I have lived most of my adult life without a car, which included taking up residency in Chicago, Seattle, Boston, New York and the small Illinois town of Macomb for college. I have traveled extensively around the country and almost always use public transportation in cities I visit. I even tooled all over the Atlanta metro region as a kid from the age of 12 to 16 on the Marta almost every day. And that was while living in the suburbs.

I have discovered over the year through my own travel and research that there are so many more options out there than people think. I have even started charting out a way to travel across the country by taking only local public transit, by way of light rail, subways, buses and commuter rail, that I hope to take one day and write about. I have already figured out Boston to Chicago with only a couple of small gaps.

I think I know a little bit about how to do this. Having a kid does not change this equation in such a drastic way that I'm going to give up on something I so very much believe in.

The problem with so many Americans in today's world is that we see modern conveniences as needs for survival.

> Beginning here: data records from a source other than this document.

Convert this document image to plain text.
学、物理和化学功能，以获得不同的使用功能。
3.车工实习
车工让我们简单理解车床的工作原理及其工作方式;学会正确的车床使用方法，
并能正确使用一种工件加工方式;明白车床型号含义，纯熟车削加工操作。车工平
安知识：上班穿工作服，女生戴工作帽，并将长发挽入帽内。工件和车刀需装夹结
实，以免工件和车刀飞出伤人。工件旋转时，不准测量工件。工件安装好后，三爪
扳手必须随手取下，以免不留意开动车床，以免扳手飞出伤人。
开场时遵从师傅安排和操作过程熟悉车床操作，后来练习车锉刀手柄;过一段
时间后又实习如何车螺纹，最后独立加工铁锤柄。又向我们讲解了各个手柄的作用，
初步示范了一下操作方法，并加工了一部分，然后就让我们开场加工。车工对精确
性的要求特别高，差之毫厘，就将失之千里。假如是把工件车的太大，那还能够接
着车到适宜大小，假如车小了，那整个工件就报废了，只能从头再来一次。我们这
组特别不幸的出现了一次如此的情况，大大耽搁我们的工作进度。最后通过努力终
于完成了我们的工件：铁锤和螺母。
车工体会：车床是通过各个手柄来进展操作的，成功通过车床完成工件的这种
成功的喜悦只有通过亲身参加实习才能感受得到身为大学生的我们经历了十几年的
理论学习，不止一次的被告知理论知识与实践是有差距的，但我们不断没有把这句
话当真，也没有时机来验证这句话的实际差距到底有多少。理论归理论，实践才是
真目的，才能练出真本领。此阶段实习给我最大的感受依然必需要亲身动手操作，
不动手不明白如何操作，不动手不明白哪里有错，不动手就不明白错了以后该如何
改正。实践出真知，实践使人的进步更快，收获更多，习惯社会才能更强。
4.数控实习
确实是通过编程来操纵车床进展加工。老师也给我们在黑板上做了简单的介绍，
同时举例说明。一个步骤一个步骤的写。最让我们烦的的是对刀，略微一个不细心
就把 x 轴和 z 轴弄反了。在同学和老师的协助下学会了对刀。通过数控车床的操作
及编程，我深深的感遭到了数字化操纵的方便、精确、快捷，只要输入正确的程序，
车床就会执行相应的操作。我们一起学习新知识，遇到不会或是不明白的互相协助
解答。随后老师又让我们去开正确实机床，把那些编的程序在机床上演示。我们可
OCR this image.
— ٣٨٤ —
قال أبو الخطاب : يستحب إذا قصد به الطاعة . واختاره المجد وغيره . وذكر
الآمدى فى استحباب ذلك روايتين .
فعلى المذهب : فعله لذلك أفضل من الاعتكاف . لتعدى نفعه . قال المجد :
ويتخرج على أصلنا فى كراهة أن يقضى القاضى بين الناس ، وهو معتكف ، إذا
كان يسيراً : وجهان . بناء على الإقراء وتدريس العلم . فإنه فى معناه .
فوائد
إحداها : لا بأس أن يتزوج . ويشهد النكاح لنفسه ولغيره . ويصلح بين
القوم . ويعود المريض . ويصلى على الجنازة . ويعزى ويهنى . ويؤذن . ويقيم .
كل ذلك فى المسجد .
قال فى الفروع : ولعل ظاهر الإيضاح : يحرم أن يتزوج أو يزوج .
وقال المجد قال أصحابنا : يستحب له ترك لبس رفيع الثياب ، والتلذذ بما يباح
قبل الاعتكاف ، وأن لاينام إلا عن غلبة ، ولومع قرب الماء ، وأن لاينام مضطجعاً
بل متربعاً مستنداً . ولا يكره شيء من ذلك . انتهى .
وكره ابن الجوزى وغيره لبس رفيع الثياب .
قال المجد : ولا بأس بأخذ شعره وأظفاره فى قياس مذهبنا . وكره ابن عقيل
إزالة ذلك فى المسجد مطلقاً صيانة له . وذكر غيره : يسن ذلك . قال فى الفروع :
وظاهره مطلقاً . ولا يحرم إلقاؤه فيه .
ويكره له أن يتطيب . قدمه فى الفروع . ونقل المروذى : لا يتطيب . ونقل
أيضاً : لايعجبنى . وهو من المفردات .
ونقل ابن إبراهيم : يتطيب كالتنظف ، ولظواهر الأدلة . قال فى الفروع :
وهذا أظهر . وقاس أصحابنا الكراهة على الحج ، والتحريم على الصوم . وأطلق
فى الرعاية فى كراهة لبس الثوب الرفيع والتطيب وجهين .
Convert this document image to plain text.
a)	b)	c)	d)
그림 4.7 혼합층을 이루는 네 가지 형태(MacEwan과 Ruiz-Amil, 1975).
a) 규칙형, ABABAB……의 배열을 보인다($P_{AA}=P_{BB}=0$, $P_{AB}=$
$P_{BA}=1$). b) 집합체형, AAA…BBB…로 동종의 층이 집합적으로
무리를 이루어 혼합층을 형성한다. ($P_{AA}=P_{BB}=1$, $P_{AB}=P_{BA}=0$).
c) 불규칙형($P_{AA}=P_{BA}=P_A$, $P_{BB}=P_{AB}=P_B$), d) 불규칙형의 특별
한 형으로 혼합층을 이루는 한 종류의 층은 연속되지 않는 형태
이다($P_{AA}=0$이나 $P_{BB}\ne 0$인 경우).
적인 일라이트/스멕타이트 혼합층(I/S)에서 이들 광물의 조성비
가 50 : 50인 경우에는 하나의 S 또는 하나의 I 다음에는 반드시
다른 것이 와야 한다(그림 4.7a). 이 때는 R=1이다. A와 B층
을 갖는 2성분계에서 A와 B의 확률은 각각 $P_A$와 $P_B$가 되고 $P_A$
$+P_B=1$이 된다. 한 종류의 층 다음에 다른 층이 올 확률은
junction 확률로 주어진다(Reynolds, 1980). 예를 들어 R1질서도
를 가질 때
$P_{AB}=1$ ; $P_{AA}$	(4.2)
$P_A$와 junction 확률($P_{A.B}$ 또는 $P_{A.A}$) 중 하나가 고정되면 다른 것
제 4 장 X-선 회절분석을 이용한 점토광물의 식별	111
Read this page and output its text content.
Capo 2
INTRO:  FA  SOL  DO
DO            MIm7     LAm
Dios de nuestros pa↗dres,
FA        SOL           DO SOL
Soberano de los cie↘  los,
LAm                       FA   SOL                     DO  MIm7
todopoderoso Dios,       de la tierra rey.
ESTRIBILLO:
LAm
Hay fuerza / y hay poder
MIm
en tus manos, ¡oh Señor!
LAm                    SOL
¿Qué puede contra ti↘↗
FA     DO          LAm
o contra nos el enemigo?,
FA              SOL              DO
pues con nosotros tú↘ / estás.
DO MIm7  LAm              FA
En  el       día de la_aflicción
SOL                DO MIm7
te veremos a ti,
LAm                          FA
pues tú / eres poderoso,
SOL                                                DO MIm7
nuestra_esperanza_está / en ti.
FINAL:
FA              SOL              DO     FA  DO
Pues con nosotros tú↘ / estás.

I'm not saying I don't ever have to use a car. Sure I do. But the number of times this last year that I've had to rent or borrow a car can probably be counted on one hand. And I'm sure that number will rise once we leave New York. But that doesn't mean I have to surrender to the car culture that has ruined the quality of life in this country and is the reason for the lack of good public transportation in America to begin with. Even if it is Albany I'm hoping we can do something like Zip Car and not full-on ownership.

Public transportation is better in America right now than it has been in my lifetime. The more we use it, the more we'll get built for us.

I keep being told that having a kid is a reason to have a car. I couldn't disagree more, that's exactly why I'm even more dedicated to not owning one - so she doesn't get indoctrinated into car culture.

There is more to life than our personal conveniences. That's something I want to teach my daughter.